L’OMM publiera sa prochaine mise à jour El Niño/La Niña de l’OMM fin mai, fournissant des orientations plus solides pour la prise de décision durant la période juin-août et au-delà. Cela s’appuie sur les contributions des Centres mondiaux de production de prédiction saisonnière de l’OMM et du consensus d’experts, facilité par l’OMM et l’Institut international de recherche sur le climat et la société.

Les forums régionaux de perspectives climatiques émettent des prévisions saisonnières au niveau régional – par exemple, le South Asian Climate Outlook Forum publiera ses prévisions pour la mousson sud-ouest sud-asiatique le 28 avril. Les Services météorologiques et hydrologiques nationaux sont responsables des mises à jour nationales.

Grâce au Mécanisme de coordination de l’OMM (WCM), des produits co-conçus et adaptés tels que le WCM Global HydroMet Weekly Scan et le WCM Global Seasonal Climate Outlook Briefing soutiennent les Nations Unies et les partenaires humanitaires dans leur préparation et leur action anticipée.

Le CMM présentera son briefing mondial sur les perspectives climatiques saisonnières à l’ONU et aux agences humanitaires le 29 avril, couvrant l’ENSO et d’autres facteurs climatiques ainsi que des questions clés de préoccupation potentielle.

Contexte technique

Début avril 2026, le système El Niño–Oscillation Australe (ENSO) est en phase neutre, comme le rapportent certains centres mondiaux de surveillance climatique (BOM, JMA, NOAA), après la fin de La Niña 2025–26. Les observations indiquent des températures de surface de la mer (SST) proches de la moyenne dans le Pacifique équatorial central et oriental, parallèlement à une augmentation de la teneur en chaleur sous la surface.
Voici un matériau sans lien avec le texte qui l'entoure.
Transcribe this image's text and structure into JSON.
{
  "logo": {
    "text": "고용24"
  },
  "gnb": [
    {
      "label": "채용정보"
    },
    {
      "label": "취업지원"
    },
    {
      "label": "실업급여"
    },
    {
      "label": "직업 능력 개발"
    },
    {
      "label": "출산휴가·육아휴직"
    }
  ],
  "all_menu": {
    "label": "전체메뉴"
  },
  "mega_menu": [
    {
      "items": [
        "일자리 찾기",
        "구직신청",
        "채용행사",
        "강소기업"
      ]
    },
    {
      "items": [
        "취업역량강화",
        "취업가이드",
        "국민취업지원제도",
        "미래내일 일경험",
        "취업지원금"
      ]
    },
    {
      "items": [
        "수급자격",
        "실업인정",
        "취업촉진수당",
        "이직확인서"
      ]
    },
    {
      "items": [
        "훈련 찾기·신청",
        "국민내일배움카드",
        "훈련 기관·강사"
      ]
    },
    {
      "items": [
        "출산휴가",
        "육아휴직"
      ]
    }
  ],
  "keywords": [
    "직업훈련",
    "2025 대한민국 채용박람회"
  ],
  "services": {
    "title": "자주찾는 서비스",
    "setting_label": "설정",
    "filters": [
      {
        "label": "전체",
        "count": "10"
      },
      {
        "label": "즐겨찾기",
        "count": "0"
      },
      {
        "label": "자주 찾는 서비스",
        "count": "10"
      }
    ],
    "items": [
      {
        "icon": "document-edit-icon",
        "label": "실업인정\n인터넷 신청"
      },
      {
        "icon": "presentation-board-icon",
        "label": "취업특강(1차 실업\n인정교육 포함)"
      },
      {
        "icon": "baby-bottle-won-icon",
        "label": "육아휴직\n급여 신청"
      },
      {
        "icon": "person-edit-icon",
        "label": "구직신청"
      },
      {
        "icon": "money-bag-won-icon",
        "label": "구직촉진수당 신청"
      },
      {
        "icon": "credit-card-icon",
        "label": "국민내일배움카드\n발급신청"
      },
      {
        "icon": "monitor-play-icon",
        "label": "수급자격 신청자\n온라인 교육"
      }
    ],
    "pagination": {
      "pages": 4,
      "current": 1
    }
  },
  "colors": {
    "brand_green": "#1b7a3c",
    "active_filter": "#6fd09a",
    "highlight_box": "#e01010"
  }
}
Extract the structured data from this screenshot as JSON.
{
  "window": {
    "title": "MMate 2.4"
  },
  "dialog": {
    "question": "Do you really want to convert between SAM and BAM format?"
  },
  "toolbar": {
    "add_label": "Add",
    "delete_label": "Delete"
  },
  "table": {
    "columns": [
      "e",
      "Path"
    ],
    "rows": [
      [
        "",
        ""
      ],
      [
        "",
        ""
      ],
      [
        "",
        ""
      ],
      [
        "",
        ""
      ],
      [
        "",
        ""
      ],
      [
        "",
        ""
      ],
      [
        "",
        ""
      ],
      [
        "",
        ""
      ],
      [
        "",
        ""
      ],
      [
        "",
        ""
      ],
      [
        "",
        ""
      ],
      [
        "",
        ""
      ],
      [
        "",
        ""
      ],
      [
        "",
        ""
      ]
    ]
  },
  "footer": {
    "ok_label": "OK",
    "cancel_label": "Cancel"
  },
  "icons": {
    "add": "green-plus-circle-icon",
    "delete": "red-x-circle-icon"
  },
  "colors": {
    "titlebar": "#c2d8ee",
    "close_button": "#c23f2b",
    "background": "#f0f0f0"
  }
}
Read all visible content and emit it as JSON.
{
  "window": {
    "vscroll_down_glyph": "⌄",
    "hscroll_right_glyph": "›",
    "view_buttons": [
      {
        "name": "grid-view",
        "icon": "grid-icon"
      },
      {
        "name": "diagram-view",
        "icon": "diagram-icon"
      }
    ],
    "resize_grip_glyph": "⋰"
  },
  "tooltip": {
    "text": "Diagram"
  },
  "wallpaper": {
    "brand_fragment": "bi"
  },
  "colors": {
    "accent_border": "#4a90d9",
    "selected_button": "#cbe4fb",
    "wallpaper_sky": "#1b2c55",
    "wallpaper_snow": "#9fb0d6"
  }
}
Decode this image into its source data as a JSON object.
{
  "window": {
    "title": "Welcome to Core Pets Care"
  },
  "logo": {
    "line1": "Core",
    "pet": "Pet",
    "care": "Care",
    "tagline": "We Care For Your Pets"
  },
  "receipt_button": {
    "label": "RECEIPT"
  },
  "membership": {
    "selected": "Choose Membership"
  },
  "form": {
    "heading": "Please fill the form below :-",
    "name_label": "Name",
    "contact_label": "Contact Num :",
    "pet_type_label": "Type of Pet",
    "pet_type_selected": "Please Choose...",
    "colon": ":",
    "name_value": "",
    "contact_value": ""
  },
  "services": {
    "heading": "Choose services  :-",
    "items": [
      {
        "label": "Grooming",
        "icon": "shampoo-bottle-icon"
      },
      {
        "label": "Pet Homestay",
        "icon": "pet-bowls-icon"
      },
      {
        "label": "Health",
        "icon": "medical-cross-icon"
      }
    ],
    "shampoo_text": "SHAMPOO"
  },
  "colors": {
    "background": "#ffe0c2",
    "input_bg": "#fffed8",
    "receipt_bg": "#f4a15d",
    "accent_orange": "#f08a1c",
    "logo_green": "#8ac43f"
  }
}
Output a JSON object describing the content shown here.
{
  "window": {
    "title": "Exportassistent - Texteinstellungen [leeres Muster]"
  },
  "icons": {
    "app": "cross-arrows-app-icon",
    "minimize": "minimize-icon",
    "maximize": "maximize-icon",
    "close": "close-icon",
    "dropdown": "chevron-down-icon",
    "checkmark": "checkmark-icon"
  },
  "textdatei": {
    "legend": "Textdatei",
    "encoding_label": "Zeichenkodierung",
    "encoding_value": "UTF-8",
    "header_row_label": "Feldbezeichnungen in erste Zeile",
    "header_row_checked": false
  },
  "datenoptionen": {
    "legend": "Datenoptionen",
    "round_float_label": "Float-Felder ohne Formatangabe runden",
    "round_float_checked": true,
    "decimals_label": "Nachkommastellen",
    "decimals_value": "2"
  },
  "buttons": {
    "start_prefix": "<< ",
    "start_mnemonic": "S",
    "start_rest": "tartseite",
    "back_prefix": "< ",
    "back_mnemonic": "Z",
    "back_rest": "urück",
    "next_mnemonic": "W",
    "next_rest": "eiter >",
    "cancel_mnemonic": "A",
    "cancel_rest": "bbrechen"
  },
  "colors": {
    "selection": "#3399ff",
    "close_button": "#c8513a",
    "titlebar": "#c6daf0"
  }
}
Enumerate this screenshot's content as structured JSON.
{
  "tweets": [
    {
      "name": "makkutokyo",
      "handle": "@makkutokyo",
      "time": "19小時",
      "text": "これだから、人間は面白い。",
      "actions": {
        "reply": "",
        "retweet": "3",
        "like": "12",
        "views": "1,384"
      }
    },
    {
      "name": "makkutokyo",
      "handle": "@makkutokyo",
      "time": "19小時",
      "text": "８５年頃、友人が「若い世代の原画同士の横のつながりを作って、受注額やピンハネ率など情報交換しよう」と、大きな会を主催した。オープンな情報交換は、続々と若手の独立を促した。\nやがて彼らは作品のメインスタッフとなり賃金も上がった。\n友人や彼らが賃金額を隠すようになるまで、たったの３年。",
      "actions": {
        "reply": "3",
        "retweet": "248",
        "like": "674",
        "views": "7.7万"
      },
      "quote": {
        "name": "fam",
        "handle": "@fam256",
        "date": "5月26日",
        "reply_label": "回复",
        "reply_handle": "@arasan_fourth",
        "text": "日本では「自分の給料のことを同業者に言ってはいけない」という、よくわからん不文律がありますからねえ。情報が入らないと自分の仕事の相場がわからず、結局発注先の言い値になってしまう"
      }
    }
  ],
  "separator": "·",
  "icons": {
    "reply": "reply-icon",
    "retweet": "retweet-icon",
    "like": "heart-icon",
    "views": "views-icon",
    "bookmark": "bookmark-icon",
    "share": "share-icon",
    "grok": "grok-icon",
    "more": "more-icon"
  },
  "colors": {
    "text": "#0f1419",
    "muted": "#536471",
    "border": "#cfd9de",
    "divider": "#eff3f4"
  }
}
La plupart des modèles de prévision dynamiques et statistiques suggèrent que des conditions neutres ENSO persisteront tout au long du printemps boréal et des conditions d’El Niño pour émerger durant l’été/automne boréal, certains suggérant des seuils d’El Niño SST dès mai-juillet 2026, et potentiellement persistant jusqu’à la fin de l’année (BCCC3SDWDIRINOAAUK Met Office, informations de GPC-SP WMO LC SPMME).

De telles informations se reflètent dans les récentes perspectives de l’ENSO provenant de plusieurs centres climatiques (BOMCIIFENJMANOAA). Cette évolution projetée est soutenue par l’accumulation d’eaux souterraines plus chaudes que la moyenne dans le Pacifique équatorial, un précurseur clé du développement d’El Niño.